Humans controlling machines with their minds may sound like something from a sci-fi movie, but now it’s becoming a reality through brain-computer interfaces. Being aware of and understanding this emerging technology that can improve quality of life can help ensure that effective policies are in place before Brain-Computer Interface (BCI) becomes a part of everyday life.

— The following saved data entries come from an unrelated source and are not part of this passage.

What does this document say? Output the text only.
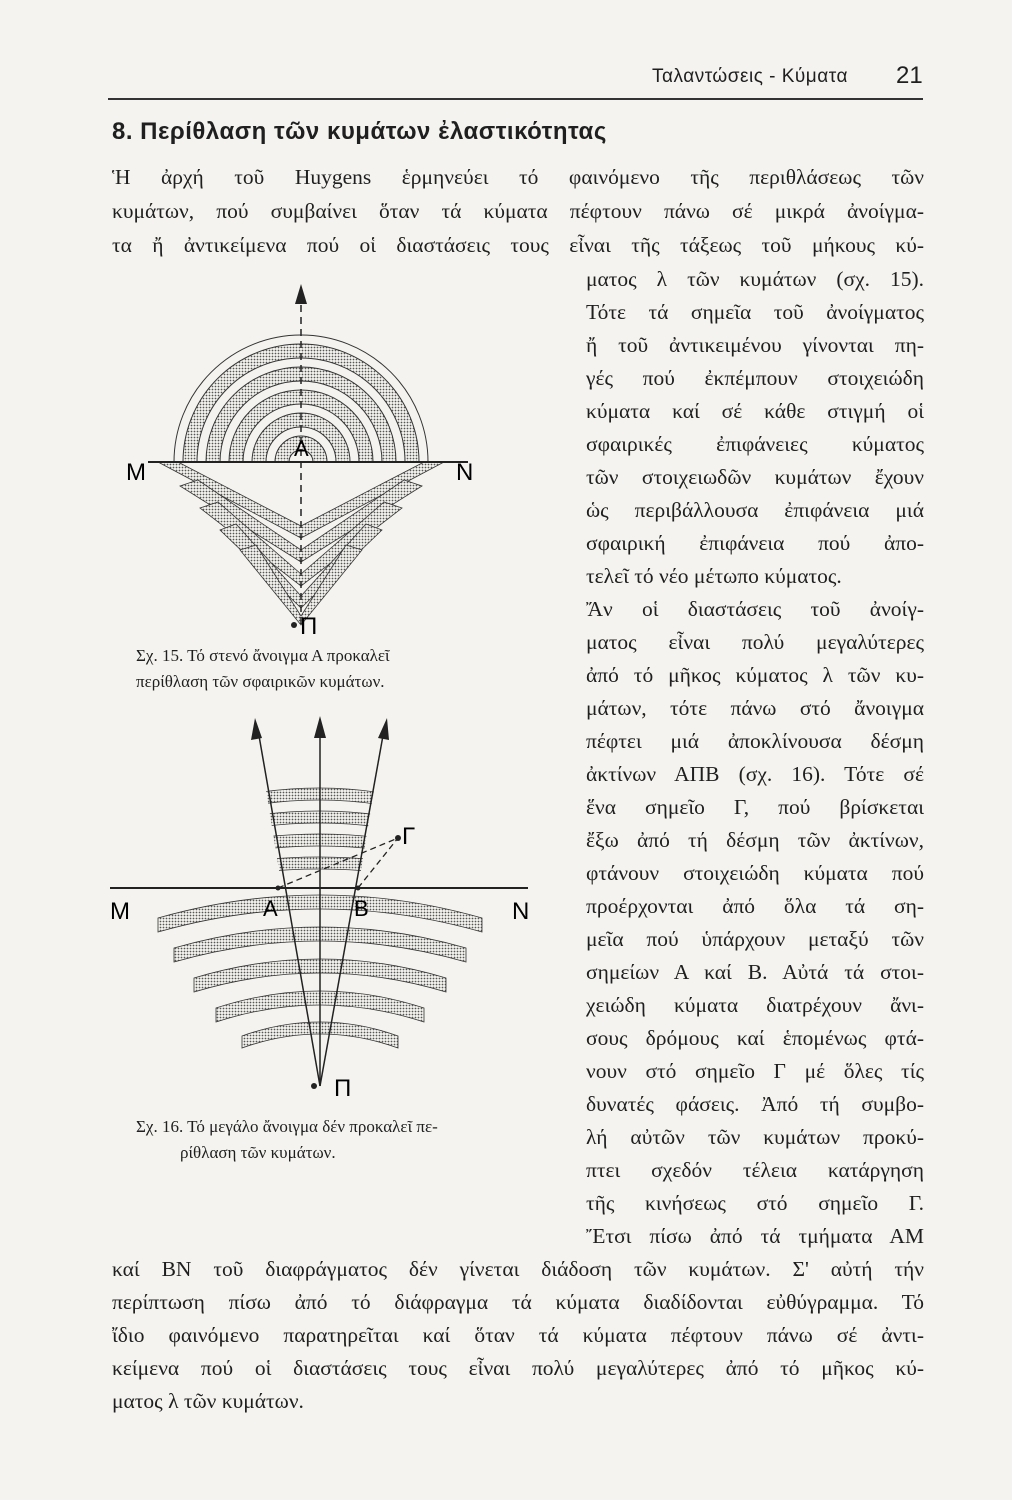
Ταλαντώσεις - Κύματα 21
8. Περίθλαση τῶν κυμάτων ἐλαστικότητας
Ἡ ἀρχή τοῦ Huygens ἑρμηνεύει τό φαινόμενο τῆς περιθλάσεως τῶν
κυμάτων, πού συμβαίνει ὅταν τά κύματα πέφτουν πάνω σέ μικρά ἀνοίγμα-
τα ἤ ἀντικείμενα πού οἱ διαστάσεις τους εἶναι τῆς τάξεως τοῦ μήκους κύ-
ματος λ τῶν κυμάτων (σχ. 15).
Τότε τά σημεῖα τοῦ ἀνοίγματος
ἤ τοῦ ἀντικειμένου γίνονται πη-
γές πού ἐκπέμπουν στοιχειώδη
κύματα καί σέ κάθε στιγμή οἱ
σφαιρικές ἐπιφάνειες κύματος
τῶν στοιχειωδῶν κυμάτων ἔχουν
ὡς περιβάλλουσα ἐπιφάνεια μιά
σφαιρική ἐπιφάνεια πού ἀπο-
τελεῖ τό νέο μέτωπο κύματος.
Ἄν οἱ διαστάσεις τοῦ ἀνοίγ-
ματος εἶναι πολύ μεγαλύτερες
ἀπό τό μῆκος κύματος λ τῶν κυ-
μάτων, τότε πάνω στό ἄνοιγμα
πέφτει μιά ἀποκλίνουσα δέσμη
ἀκτίνων ΑΠΒ (σχ. 16). Τότε σέ
ἕνα σημεῖο Γ, πού βρίσκεται
ἔξω ἀπό τή δέσμη τῶν ἀκτίνων,
φτάνουν στοιχειώδη κύματα πού
προέρχονται ἀπό ὅλα τά ση-
μεῖα πού ὑπάρχουν μεταξύ τῶν
σημείων Α καί Β. Αὐτά τά στοι-
χειώδη κύματα διατρέχουν ἄνι-
σους δρόμους καί ἑπομένως φτά-
νουν στό σημεῖο Γ μέ ὅλες τίς
δυνατές φάσεις. Ἀπό τή συμβο-
λή αὐτῶν τῶν κυμάτων προκύ-
πτει σχεδόν τέλεια κατάργηση
τῆς κινήσεως στό σημεῖο Γ.
Ἔτσι πίσω ἀπό τά τμήματα ΑΜ
καί ΒΝ τοῦ διαφράγματος δέν γίνεται διάδοση τῶν κυμάτων. Σ' αὐτή τήν
περίπτωση πίσω ἀπό τό διάφραγμα τά κύματα διαδίδονται εὐθύγραμμα. Τό
ἴδιο φαινόμενο παρατηρεῖται καί ὅταν τά κύματα πέφτουν πάνω σέ ἀντι-
κείμενα πού οἱ διαστάσεις τους εἶναι πολύ μεγαλύτερες ἀπό τό μῆκος κύ-
ματος λ τῶν κυμάτων.
Μ	Ν
Α
Π
Σχ. 15. Τό στενό ἄνοιγμα Α προκαλεῖ
περίθλαση τῶν σφαιρικῶν κυμάτων.
Μ	Ν
Α	Β
Γ
Π
Σχ. 16. Τό μεγάλο ἄνοιγμα δέν προκαλεῖ πε-
ρίθλαση τῶν κυμάτων.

Eight months in, 2021 has already become a record year in brain-computer interface (BCI) funding, tripling the £71 million raised in 2019. BCIs translate human brainwaves into machine-understandable commands, allowing people to operate a computer, for example, with their mind. Just during the last couple of weeks, Neuralink announced a £150 million in Series C funding, with Paradromics, another BCI firm, announcing a $14 million Seed round a few days earlier. Companies in this space achieve that with two forms of BCI – invasive and non-invasive. In both cases, brain activity is being recorded to translate neural signals into commands such as moving items with a robotic arm, mind-typing, or speaking through thought. The engine behind these powerful translations is machine learning, which recognises patterns from brain data and is able to generalise those patterns across many human brains.

The Ethical Dilemmas
One major conundrum facing the future of BCI technology is that researchers don’t fully understand the science regarding how brain signalling, artificial intelligence (AI) software, and prostheses interact. Although offloading computations improves the predictive nature of AI algorithms, there are concerns of identity and personal agency. How do we know that an action is truly the result of one’s own thinking or, rather, the outcome of AI software? In this context, the autocorrect function while typing can be incredibly useful when we’re in a pinch for time, when we’re using one hand to type, or because of ease. However, it’s also easy to create and send out unintended or inappropriate messages. These algorithms are designed to learn from our behaviour and anticipate our next move. However, a question arises as to whether we are the authors of our own thoughts or whether we are simply the device that delivers messages under the control of external forces.

BCI is still in its early days, with many challenges to be solved and hurdles to overcome. In the future, all kinds of BCI tech could be sold to consumers or deployed on the battlefield. Yet for some, that should already be exciting enough to drop everything and start building.